Zhijian Sun is a PhD candidate in architectural history at the Department of Architecture (DoA) of National University of Singapore (NUS). He also acts as a reviewer for the Journal of Architecture and the teaching assistant for the DoA course AR2227 and AR2228. Zhijian holds an MS from Columbia University and a BArch from Southeast University, China.

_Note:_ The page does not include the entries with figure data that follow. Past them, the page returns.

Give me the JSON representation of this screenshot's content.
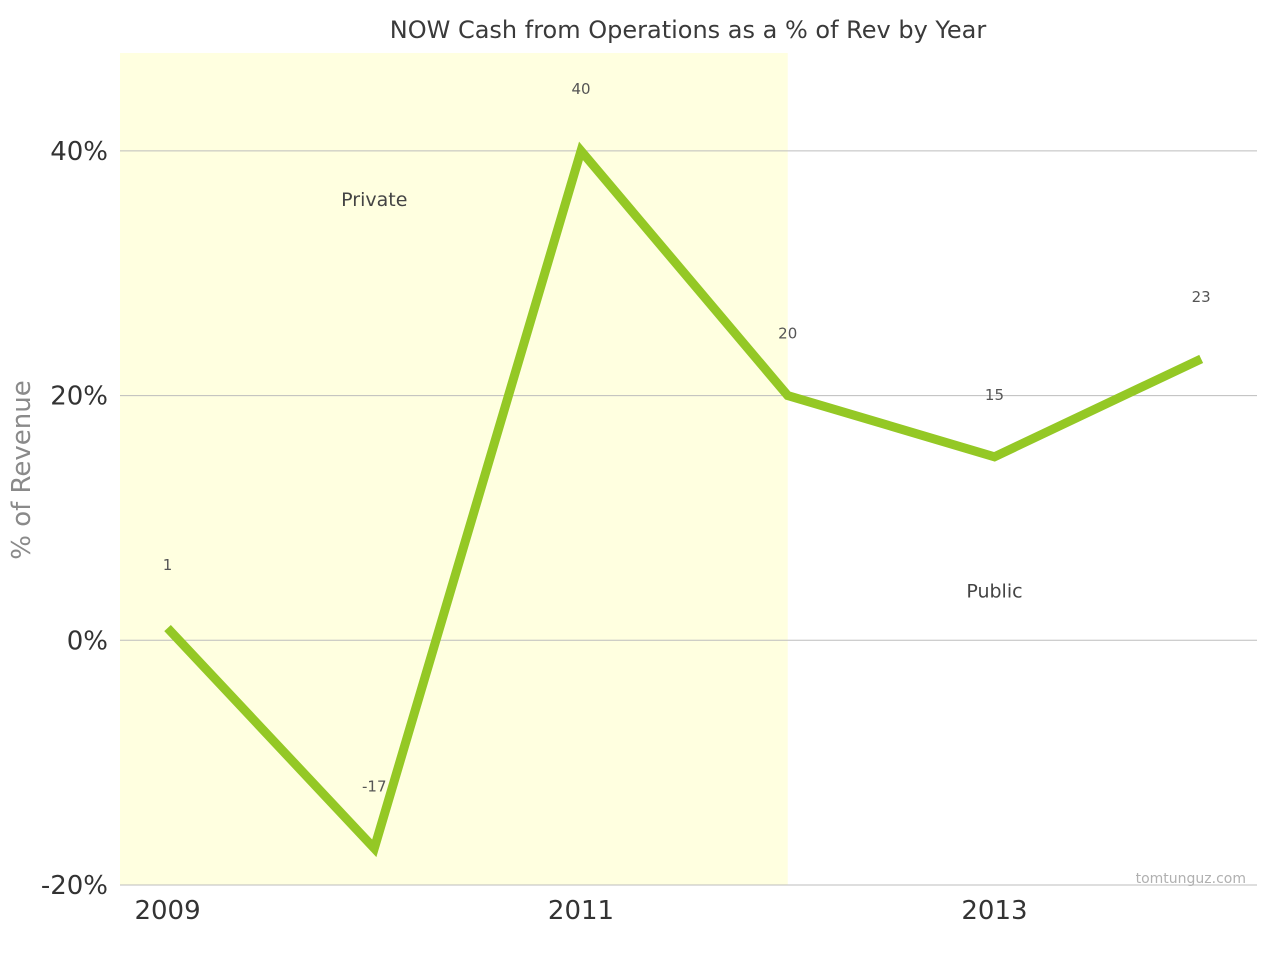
{
  "chart_data": {
    "type": "line",
    "title": "NOW Cash from Operations as a % of Rev by Year",
    "xlabel": "",
    "ylabel": "% of Revenue",
    "x": [
      2009,
      2010,
      2011,
      2012,
      2013,
      2014
    ],
    "series": [
      {
        "values": [
          1,
          -17,
          40,
          20,
          15,
          23
        ],
        "labels": [
          "1",
          "-17",
          "40",
          "20",
          "15",
          "23"
        ]
      }
    ],
    "xticks": [
      2009,
      2011,
      2013
    ],
    "xtick_labels": [
      "2009",
      "2011",
      "2013"
    ],
    "yticks": [
      -20,
      0,
      20,
      40
    ],
    "ytick_labels": [
      "-20%",
      "0%",
      "20%",
      "40%"
    ],
    "ylim": [
      -20,
      48
    ],
    "xlim": [
      2008.77,
      2014.27
    ],
    "grid": true,
    "legend": "none",
    "annotations": [
      {
        "text": "Private",
        "x": 2010,
        "y": 36
      },
      {
        "text": "Public",
        "x": 2013,
        "y": 4
      }
    ],
    "shaded_region": {
      "x_from": 2008.77,
      "x_to": 2012,
      "color": "#ffffe0"
    },
    "credit": "tomtunguz.com",
    "colors": {
      "line": "#94c825",
      "grid": "#bdbdbd",
      "shade": "#ffffe0"
    }
  }
}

During the Hilary Term of 2024, he was a Recognised Student at the Oxford University History Faculty. Based on archives from China, Tanzania, and the UK, his doctoral thesis looks into the techno-political history of socialist China’s two tropical architecture (1955–76), i.e., the transnational co-constitution between thermal technologies and geopolitics around China’s architectural aid in the decolonizing East Africa and its subtropical modernist architecture in southern China. His research has been published in Political Geography, Singapore Journal of Tropical Geography (SJTG), Jianzhushi [The Architect] and Xin Jianzhu [New Architecture], and has also been accepted by the Association for Asian Studies (AAS) 2024 “Global China” Dissertation Workshop and Society of Architectural Historians (SAH) 2024 Virtual Conference. His recent paper “Framing China’s Tropics” has won the 2023 Best Paper Prize awarded by the SJTG Editorial Board.
Respondent
Yiping Dong, XJTLU
This event was made possible through a generous gift from Emilio Ambasz. The Emilio Ambasz Institute for the Joint Study of the Built and the Natural Environment is a platform for fostering dialogue, promoting conversation, and facilitating research about the relationship between the built and natural environment, with the aim of making the interaction between architecture and ecology visible and accessible to the wider public while highlighting the urgent need for an ecological recalibration.